- The Washington Times - Friday, May 31, 2002

MOTAAIN, Indonesia Joao Pereira's East Timor home is just a few miles from here, but until recently it was a distance he had been reluctant to travel.

Fear about what would happen to him, a former supporter of integration with Indonesia, and the government salary he received, tied him and his four children to the Indonesian side of the border, where they lived as refugees for almost three years.

Now Mr. Pereira has had enough. He has gone home, joining an increasing number of East Timorese who opted to return before May 20, when East Timor achieved full independence after 24 years of Indonesian occupation and months of U.N. administration.

The new East Timorese government hopes the estimated 50,000 East Timorese who remain across the border will follow the lead of people such as Mr.

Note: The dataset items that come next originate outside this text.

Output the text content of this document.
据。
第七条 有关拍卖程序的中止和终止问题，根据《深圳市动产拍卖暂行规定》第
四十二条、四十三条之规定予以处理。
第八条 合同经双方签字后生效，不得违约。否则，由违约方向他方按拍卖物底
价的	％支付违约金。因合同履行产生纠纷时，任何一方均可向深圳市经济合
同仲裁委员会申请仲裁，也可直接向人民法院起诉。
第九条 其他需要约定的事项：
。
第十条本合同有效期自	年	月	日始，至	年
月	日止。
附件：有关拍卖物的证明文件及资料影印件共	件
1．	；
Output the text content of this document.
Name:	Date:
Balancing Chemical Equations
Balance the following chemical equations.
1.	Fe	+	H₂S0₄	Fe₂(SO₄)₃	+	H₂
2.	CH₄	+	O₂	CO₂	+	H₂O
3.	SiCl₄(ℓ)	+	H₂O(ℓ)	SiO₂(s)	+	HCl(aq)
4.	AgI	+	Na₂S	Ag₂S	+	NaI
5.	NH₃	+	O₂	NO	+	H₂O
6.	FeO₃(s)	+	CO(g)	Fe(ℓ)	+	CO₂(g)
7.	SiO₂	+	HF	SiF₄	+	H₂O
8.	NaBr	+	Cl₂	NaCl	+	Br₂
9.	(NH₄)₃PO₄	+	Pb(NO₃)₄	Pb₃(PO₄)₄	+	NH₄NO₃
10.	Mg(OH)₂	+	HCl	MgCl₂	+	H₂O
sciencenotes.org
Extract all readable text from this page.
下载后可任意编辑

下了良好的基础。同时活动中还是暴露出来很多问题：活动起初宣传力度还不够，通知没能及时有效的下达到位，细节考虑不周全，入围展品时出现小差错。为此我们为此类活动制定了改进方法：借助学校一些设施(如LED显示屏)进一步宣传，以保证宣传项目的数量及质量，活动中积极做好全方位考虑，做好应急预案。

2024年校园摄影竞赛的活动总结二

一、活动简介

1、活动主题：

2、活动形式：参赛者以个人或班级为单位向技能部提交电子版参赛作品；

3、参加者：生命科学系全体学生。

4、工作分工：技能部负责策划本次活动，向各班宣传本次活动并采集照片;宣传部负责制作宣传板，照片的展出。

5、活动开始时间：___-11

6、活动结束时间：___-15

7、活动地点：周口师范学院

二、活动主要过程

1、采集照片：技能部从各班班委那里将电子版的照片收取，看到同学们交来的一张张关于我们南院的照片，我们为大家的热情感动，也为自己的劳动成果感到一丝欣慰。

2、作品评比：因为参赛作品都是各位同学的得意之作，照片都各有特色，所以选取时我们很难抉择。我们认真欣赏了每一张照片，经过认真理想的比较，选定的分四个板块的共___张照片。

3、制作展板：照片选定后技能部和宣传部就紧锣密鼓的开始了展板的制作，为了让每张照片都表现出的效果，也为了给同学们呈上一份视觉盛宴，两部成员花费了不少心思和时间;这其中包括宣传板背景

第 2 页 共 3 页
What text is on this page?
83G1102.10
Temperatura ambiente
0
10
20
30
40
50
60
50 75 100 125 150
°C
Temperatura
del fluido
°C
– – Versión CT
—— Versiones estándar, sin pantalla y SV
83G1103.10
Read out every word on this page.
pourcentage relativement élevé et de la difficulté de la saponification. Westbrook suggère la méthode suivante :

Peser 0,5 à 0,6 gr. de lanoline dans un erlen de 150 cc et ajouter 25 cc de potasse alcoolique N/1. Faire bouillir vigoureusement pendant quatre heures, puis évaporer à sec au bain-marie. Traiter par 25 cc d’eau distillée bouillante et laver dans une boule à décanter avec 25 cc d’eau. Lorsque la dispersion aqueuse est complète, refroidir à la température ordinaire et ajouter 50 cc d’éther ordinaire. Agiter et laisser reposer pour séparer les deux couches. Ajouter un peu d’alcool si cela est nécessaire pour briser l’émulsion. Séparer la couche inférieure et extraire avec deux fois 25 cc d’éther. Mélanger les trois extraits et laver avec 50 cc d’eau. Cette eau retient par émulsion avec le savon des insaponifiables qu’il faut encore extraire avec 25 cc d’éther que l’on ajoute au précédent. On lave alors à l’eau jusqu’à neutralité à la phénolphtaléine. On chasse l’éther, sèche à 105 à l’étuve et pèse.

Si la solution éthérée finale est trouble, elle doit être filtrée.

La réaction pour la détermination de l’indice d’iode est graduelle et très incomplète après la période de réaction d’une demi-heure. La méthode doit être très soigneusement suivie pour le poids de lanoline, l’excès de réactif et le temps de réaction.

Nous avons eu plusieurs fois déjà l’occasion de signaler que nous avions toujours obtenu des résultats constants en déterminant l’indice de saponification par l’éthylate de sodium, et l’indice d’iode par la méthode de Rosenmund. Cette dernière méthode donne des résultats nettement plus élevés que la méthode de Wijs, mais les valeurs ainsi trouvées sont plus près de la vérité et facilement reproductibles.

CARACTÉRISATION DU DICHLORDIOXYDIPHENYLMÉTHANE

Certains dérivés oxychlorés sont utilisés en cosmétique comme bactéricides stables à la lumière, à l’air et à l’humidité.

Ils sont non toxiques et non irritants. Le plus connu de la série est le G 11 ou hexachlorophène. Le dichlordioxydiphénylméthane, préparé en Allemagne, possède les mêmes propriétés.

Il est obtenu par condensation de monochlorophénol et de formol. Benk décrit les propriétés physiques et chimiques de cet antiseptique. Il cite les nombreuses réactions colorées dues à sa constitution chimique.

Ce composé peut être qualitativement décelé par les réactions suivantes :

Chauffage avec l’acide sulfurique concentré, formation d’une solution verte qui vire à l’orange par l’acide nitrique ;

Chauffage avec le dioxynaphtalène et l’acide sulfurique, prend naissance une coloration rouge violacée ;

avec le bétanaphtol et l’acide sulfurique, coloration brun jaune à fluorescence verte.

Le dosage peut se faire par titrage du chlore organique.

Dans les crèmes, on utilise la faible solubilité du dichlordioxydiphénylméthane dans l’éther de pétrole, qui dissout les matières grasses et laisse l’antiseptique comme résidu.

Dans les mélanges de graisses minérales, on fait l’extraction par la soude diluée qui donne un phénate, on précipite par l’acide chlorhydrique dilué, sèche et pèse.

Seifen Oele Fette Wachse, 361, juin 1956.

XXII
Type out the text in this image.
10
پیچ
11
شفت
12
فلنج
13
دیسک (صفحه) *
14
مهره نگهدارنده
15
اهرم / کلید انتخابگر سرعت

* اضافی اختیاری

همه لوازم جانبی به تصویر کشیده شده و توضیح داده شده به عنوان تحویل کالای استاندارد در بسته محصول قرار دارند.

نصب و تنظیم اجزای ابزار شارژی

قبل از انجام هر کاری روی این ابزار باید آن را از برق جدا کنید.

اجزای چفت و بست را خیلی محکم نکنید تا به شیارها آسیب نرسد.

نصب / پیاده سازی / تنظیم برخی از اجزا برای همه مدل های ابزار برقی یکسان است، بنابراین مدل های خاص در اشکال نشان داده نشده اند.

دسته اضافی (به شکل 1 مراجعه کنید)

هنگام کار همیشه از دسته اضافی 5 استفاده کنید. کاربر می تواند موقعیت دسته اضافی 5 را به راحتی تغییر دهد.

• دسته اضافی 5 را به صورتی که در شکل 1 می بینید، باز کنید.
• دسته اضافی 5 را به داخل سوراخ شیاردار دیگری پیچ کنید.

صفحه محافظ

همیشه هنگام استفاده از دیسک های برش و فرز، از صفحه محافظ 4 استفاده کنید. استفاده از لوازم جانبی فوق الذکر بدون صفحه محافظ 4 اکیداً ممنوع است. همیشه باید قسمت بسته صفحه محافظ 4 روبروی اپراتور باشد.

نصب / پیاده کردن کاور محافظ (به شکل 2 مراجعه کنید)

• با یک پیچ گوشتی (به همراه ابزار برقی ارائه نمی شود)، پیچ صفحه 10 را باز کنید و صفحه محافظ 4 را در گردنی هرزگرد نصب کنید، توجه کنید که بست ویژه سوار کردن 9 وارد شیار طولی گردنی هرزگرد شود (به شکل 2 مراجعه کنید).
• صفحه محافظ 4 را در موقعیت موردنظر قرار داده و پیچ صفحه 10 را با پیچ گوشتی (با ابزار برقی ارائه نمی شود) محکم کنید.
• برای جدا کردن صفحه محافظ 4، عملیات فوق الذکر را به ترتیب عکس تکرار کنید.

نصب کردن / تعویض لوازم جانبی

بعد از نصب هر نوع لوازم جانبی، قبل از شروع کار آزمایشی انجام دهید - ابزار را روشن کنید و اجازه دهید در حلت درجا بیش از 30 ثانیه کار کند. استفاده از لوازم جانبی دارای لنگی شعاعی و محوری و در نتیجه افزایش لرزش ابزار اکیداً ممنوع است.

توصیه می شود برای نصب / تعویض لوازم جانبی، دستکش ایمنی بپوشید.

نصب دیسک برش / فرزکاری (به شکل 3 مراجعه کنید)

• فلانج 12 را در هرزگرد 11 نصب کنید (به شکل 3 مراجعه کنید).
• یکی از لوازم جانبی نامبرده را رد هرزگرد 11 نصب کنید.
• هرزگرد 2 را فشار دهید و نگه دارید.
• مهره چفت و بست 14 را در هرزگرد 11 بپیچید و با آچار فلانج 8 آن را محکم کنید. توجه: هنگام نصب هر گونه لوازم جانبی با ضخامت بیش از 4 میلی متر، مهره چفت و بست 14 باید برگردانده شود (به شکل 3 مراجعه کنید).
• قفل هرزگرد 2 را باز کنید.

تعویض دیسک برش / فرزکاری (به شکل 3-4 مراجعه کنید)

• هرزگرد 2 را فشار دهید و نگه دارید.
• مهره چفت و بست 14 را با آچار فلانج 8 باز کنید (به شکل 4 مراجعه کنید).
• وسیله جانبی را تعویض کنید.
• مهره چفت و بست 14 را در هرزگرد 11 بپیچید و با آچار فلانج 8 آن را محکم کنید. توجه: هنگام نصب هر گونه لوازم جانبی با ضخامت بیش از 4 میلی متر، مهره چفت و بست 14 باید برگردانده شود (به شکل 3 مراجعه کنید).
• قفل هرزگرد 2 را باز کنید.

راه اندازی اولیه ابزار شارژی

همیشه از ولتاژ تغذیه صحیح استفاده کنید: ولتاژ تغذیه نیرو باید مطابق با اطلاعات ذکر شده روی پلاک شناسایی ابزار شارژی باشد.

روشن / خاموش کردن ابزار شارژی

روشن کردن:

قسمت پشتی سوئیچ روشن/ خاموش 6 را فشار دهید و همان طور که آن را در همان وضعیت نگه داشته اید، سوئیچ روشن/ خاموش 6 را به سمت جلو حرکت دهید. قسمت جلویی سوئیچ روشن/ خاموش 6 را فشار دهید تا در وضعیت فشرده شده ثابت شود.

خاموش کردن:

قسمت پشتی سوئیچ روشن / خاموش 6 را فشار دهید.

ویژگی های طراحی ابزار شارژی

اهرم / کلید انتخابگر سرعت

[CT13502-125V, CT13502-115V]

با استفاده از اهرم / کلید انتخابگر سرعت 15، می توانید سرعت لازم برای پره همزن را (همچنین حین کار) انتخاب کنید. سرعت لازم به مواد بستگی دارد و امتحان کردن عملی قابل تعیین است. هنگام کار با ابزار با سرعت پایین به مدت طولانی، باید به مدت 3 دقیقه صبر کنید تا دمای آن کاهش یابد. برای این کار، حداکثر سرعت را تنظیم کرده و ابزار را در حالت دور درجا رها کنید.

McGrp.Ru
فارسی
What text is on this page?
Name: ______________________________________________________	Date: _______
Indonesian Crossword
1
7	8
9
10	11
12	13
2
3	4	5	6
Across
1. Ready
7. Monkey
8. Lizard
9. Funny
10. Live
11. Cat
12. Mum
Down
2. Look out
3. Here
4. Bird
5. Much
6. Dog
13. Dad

Pereira.

"I want to return to my birthplace," said Mr. Pereira, 47, from behind dark glasses that shielded his eyes from the bright sun as he waited at this border crossing beside two trucks loaded with the bedding, plastic chairs, wooden cabinets and a panting dog he brought with him.

His eldest daughter, Anina, 17, wiped tears from her eyes as they lined up with dozens of other returning East Timorese to get fingerprinted, receive a $75 allowance, and have their photographs taken by Indonesian repatriation officials.

U.N. officials say 10,000 refugees went home in March and April, the highest level in two years.

About a quarter of East Timor's population more than 200,000 people have already gone back since they were forced out in September 1999 amid a campaign of killing, arson, looting and forced deportation carried out by armed militias and the Indonesian security forces that created them. The violence was the culmination of a campaign of violence surrounding East Timor's overwhelming vote to separate from Indonesia which, with U.S. approval, seized the former Portuguese colony in 1975.

Many of those who remain on the Indonesian side of the border are former soldiers, police or civil servants like Mr. Pereira, who continue to receive Indonesian government salaries while they live in Indonesian West Timor.

Like other refugees who are going back, Mr. Pereira seems prepared to take his chances in East Timor rather than rely any longer on his Indonesian salary. He worked for the Department of Information in his home district of Maliana before he became a village chief in 1991.

Those who remain in the camps complain of hunger since Indonesian authorities on Jan. 1 cut off all refugee assistance in an effort to encourage the East Timorese to go home.

Militia and their guns once ruled these camps, but the military and local government turned against them. Without the food and other aid they used as a weapon to hold people in the camps, the militiamen are virtually powerless, said a Western diplomat who closely follows East Timor.

East Nusa Tenggara, the province that borders East Timor, is Indonesia's poorest and could not support the refugees indefinitely. Its people did not like the East Timorese outsiders crowding their land.

The diplomat credits Maj. Gen. William da Costa, the local military commander, for taking firm action against the militias and working with the former U.N. administration in East Timor to get the refugees home.

"It's an example for all over Indonesia. Of course, he couldn't have done it if he wasn't supported by Jakarta," the diplomat said.

Some refugees remain reluctant to leave the camps for a number of reasons, according to the U.N. High Commissioner for Refugees. Some still cling to their meager Indonesian salaries. Former militiamen remain concerned about how they will be treated in East Timor.

At the Noelbaki camp just outside Kupang, the East Nusa Tenggara capital, refugees endure a miserable existence cooking on open fires outside rows of clapped-together plywood shacks. It is a desolate and windswept place that appeared to have only a couple of hundred remaining residents.

Mr. Pereira and the others would rather take their chances in newly independent East Timor. He and his children joined a convoy of about 20 donated trucks loaded with refugees. They drove slowly past a sparkling bay, leaving behind a simple metal barrier that marks the border with Indonesia.

By early afternoon, Mr. Pereira and his family were home in the village of Sanirin. His four daughters arrived to kisses from a relative waiting on the front porch. His son, Atin, 8, did a little dance inside. Adau combed her hair before a mirror in the front room.

The houses in this village are small, thatched-roof boxes made from thin strips of palm wood. A picture of East Timor's president, Xanana Gusmao, seems to be stuck to every one. As the village chief, Mr. Pereira's house is bigger and better than the rest, with wooden-framed windows, a new-looking metal roof and painted walls.